The Washington Post is at odds with its own employees over a report alleging racial pay disparities among Post employees.
The paper’s union alleged in a report Wednesday that the Post underpays non-white employees compared to white employees, but the Post’s vice president of communication called the report “seriously flawed” in a statement to the Daily Caller News Foundation.
“Collectively, employees of color are paid less than white men, even when controlling for age and job description” among newsroom employees, according to the Post Guild’s report on its study on pay disparities at the paper.
The union wants the paper to “hire an equity, diversity and inclusion chair/consultant and form a diversity committee” in order to “hold the company accountable in creating an equitable and diverse workplace,” the statement said.
Median salaries at @washingtonpost:
White men: $117,452
Men of color: $101,575
White women: $99,640
Women of color: $86,511https://t.co/9H1hvpXGIj
— Michelle Ye Hee Lee (@myhlee) November 6, 2019
“Women as a group are paid less than men” in the newsroom, the union found, adding that “the pay disparity between men and women exists almost exclusively among employees under the age of 40.” (RELATED: Jeff Bezos Gives Washington Post’s Top Editor A Special Birthday Gift)

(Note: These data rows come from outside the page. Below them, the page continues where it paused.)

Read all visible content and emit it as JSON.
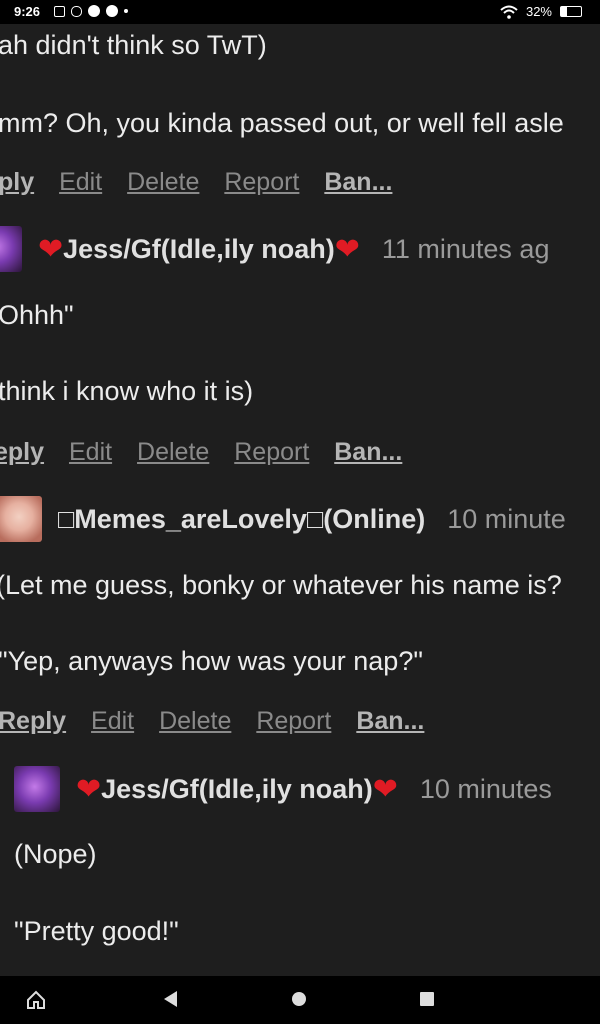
{
  "status": {
    "time": "9:26",
    "battery_text": "32%",
    "battery_level_percent": 32
  },
  "comments": {
    "c1_line1": "ah didn't think so TwT)",
    "c1_line2": "mm? Oh, you kinda passed out, or well fell asle",
    "c1_actions": {
      "reply": "ply",
      "edit": "Edit",
      "delete": "Delete",
      "report": "Report",
      "ban": "Ban..."
    },
    "c2_user": "Jess/Gf(Idle,ily noah)",
    "c2_time": "11 minutes ag",
    "c2_line1": "Ohhh\"",
    "c2_line2": "think i know who it is)",
    "c2_actions": {
      "reply": "eply",
      "edit": "Edit",
      "delete": "Delete",
      "report": "Report",
      "ban": "Ban..."
    },
    "c3_user": "□Memes_areLovely□(Online)",
    "c3_time": "10 minute",
    "c3_line1": "(Let me guess, bonky or whatever his name is?",
    "c3_line2": "\"Yep, anyways how was your nap?\"",
    "c3_actions": {
      "reply": "Reply",
      "edit": "Edit",
      "delete": "Delete",
      "report": "Report",
      "ban": "Ban..."
    },
    "c4_user": "Jess/Gf(Idle,ily noah)",
    "c4_time": "10 minutes",
    "c4_line1": "(Nope)",
    "c4_line2": "\"Pretty good!\""
  },
  "icons": {
    "heart": "❤"
  }
}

The union also took issue with the fact that the vast majority of merit-based raises in the newsroom allegedly went to white employees: “The Post tends to give merit raises based on performance evaluation scores, but those who score the highest are overwhelmingly white.”
“The Post is fairly consistent across races/ethnicities and genders at awarding raises to those who do well on performance evaluations,” the union stated. “But in 85 percent of instances in which a 4 or higher was awarded to a salaried newsroom employee, that employee was white. Employees are rated on a scale of 1 to 5.”

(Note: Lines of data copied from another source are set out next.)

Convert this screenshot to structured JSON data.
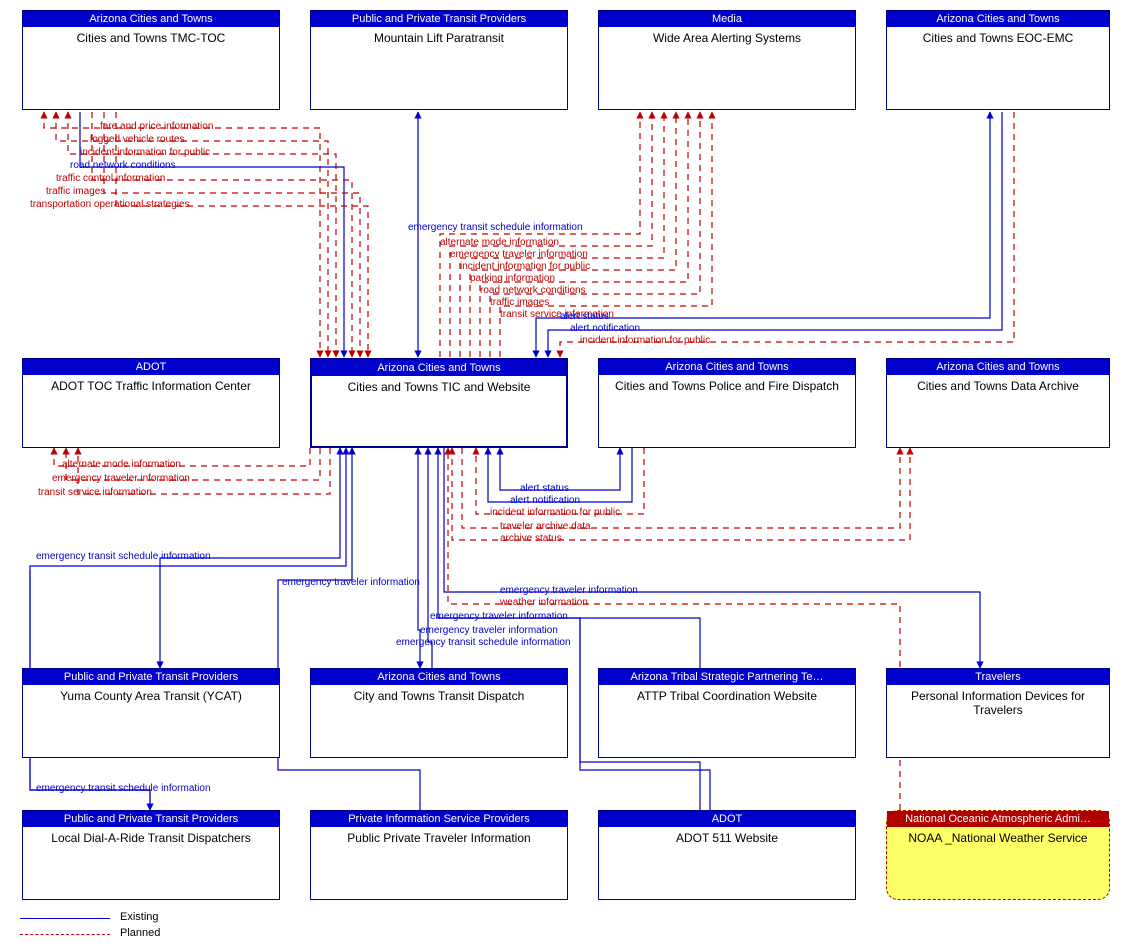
{
  "boxes": {
    "tmc": {
      "hdr": "Arizona Cities and Towns",
      "body": "Cities and Towns TMC-TOC"
    },
    "mountain": {
      "hdr": "Public and Private Transit Providers",
      "body": "Mountain Lift Paratransit"
    },
    "media": {
      "hdr": "Media",
      "body": "Wide Area Alerting Systems"
    },
    "eoc": {
      "hdr": "Arizona Cities and Towns",
      "body": "Cities and Towns EOC-EMC"
    },
    "adot_tic": {
      "hdr": "ADOT",
      "body": "ADOT TOC Traffic Information Center"
    },
    "center": {
      "hdr": "Arizona Cities and Towns",
      "body": "Cities and Towns TIC and Website"
    },
    "police": {
      "hdr": "Arizona Cities and Towns",
      "body": "Cities and Towns Police and Fire Dispatch"
    },
    "archive": {
      "hdr": "Arizona Cities and Towns",
      "body": "Cities and Towns Data Archive"
    },
    "ycat": {
      "hdr": "Public and Private Transit Providers",
      "body": "Yuma County Area Transit (YCAT)"
    },
    "city_td": {
      "hdr": "Arizona Cities and Towns",
      "body": "City and Towns Transit Dispatch"
    },
    "attp": {
      "hdr": "Arizona Tribal Strategic Partnering Te…",
      "body": "ATTP Tribal Coordination Website"
    },
    "pidt": {
      "hdr": "Travelers",
      "body": "Personal Information Devices for Travelers"
    },
    "dial": {
      "hdr": "Public and Private Transit Providers",
      "body": "Local Dial-A-Ride Transit Dispatchers"
    },
    "private": {
      "hdr": "Private Information Service Providers",
      "body": "Public  Private Traveler Information"
    },
    "adot511": {
      "hdr": "ADOT",
      "body": "ADOT 511 Website"
    },
    "noaa": {
      "hdr": "National Oceanic Atmospheric Admi…",
      "body": "NOAA _National Weather Service"
    }
  },
  "flows": {
    "tmc_to_center": {
      "fare_price": "fare and price information",
      "logged_routes": "logged vehicle routes",
      "incident_public": "incident information for public",
      "road_network": "road network conditions",
      "traffic_control": "traffic control information",
      "traffic_images": "traffic images",
      "trans_ops": "transportation operational strategies"
    },
    "mountain_to_center": {
      "emerg_transit": "emergency transit schedule information"
    },
    "center_to_media": {
      "alt_mode": "alternate mode information",
      "emerg_traveler": "emergency traveler information",
      "incident_public": "incident information for public",
      "parking": "parking information",
      "road_network": "road network conditions",
      "traffic_images": "traffic images",
      "transit_svc": "transit service information"
    },
    "eoc_center": {
      "alert_status": "alert status",
      "alert_notif": "alert notification",
      "incident_public": "incident information for public"
    },
    "center_to_adot": {
      "alt_mode": "alternate mode information",
      "emerg_traveler": "emergency traveler information",
      "transit_svc": "transit service information"
    },
    "police_center": {
      "alert_status": "alert status",
      "alert_notif": "alert notification",
      "incident_public": "incident information for public"
    },
    "center_archive": {
      "traveler_archive": "traveler archive data",
      "archive_status": "archive status"
    },
    "ycat_center": {
      "emerg_transit": "emergency transit schedule information"
    },
    "private_center": {
      "emerg_traveler": "emergency traveler information"
    },
    "attp_pidt": {
      "emerg_traveler_out": "emergency traveler information",
      "weather": "weather information",
      "emerg_traveler_in": "emergency traveler information"
    },
    "city_td_center": {
      "emerg_traveler": "emergency traveler information",
      "emerg_transit": "emergency transit schedule information"
    },
    "dial_center": {
      "emerg_transit": "emergency transit schedule information"
    }
  },
  "legend": {
    "existing": "Existing",
    "planned": "Planned"
  }
}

“The Post is committed to paying employees fairly for the work they perform, and we believe that we do so, taking into account relevant factors like position, years of experience, and performance. It is regrettable that the Guild published a report on pay that does not appear to accurately account for these and other relevant factors, which have nothing to do with race or gender,” Kristine Coratti Kelly, the Post’s vice president of communication, said in a statement to the DCNF.
“In fact, the Guild concedes that its study’s ‘topline numbers such as median salary by gender or race and ethnicity cannot capture the entire story of pay at The Post.’ We believe the report is seriously flawed. It is disappointing that the Guild chose to issue it — The Post told the Guild before its release that we had many questions about their methodology,” Kelly added.